Discours de M. Bernard Cazeneuve, ministre de l’Intérieur, à l'occasion du 60e anniversaire d’Adoma - Cité de la Musique, le 7 septembre 2016.
- Seul le prononcé fait foi -
Monsieur le Président du Conseil d’administration d’Adoma, cher Patrick Doutreligne,
Monsieur le Directeur général, cher Jean-Paul Clément,
Monsieur le Directeur général de la Caisse des Dépôts, cher Pierre-René Lemas,
Monsieur le Directeur général des étrangers en France, cher Pierre-Antoine Molina,
Mesdames et Messieurs les élus,
Cher Dominique Claudius-Petit,
Mesdames et Messieurs, chers amis,
A mon tour, je veux vous dire mon plaisir d’être ici, aujourd’hui, parmi vous, pour célébrer le 60e anniversaire de la création d’Adoma. Je veux d’ailleurs vous remercier pour votre invitation.
60 ans. En 60 ans, on a le temps d’accomplir beaucoup de choses, d’affronter de nombreux défis. Cela représente une somme considérable d’actions et de réflexions, de combats menés et d’espoirs concrétisés. C’est un magnifique lest d’expérience, 60 ans.

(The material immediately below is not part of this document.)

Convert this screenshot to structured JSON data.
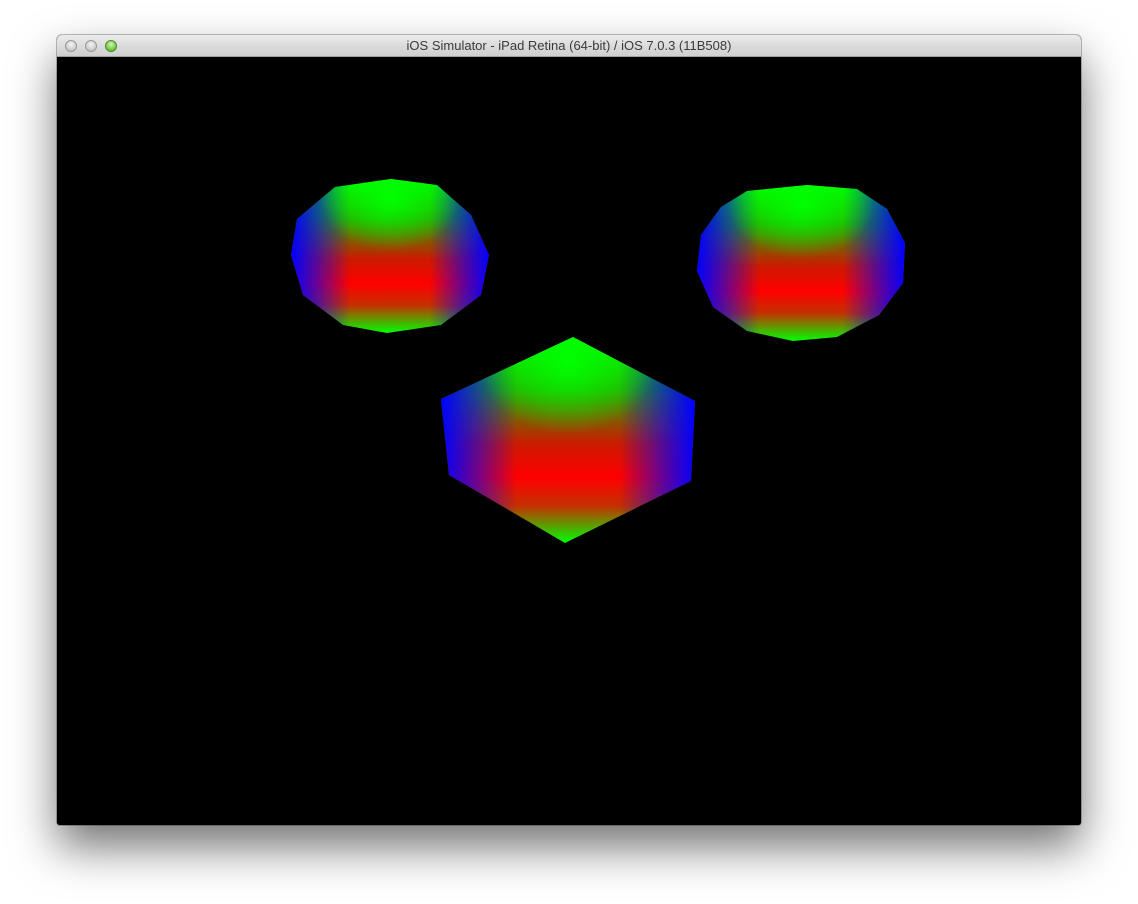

On a beaucoup vécu, beaucoup construit, mais il reste encore tant de choses à accomplir.
Depuis votre création, vous n’avez eu de cesse de vous battre pour plus de solidarité, plus de fraternité et plus de justice sociale, grâce à l’accompagnement des personnes immigrées et à leur intégration par le logement social en France.
En 1956, un homme conçoit l’idée à la fois généreuse et novatrice d’une Société nationale de construction de logements pour les travailleurs algériens : la Sonacotral, qui va rapidement devenir la fameuse Sonacotra, qui sera elle-même rebaptisée en 2007 du nom d’Adoma.
Cet homme, c’est Eugène CLAUDIUS-PETIT, dont je veux saluer la mémoire, aujourd’hui. Son fils Dominique est parmi nous, il évoquera tout à l’heure, mieux que je ne saurais le faire, l’ambition et l’action qui furent celles de son père.
Compagnon de la Libération, membre du Conseil national de la Résistance, Eugène CLAUDIUS-PETIT a forgé ses convictions profondes dès avant la guerre, auprès de Marc SANGNIER, le fondateur du Sillon et l’un des pères du catholicisme social en France. Voilà les deux engagements fondateurs de sa vie et de son action militante.
Comme il l’a affirmé à plusieurs reprises tout au long de sa carrière, à ses yeux, la politique est avant tout un combat pour – je le cite – « ceux qui n’ont rien de matériel ».
A cela, il faut ajouter, sous la IVe République, et notamment dans le gouvernement de Pierre MENDES FRANCE, une brillante expérience ministérielle au cours de laquelle Eugène CLAUDIUS-PETIT se spécialise dans les domaines du logement et de l’urbanisme, tout en approfondissant ses engagements en faveur de la justice sociale, luttant contre les inégalités et pour que chaque Français, y compris les plus modestes, puisse vivre dans un logement décent.
La création de la Sonacotra constitue l’un des prolongements et l’une des traductions de ce progressisme obstiné, nourri des valeurs de la Résistance et du christianisme social, à une époque – les Trente Glorieuses – où la France voit arriver sur son sol de très nombreux travailleurs immigrés venus participer en masse à la reconstruction du pays.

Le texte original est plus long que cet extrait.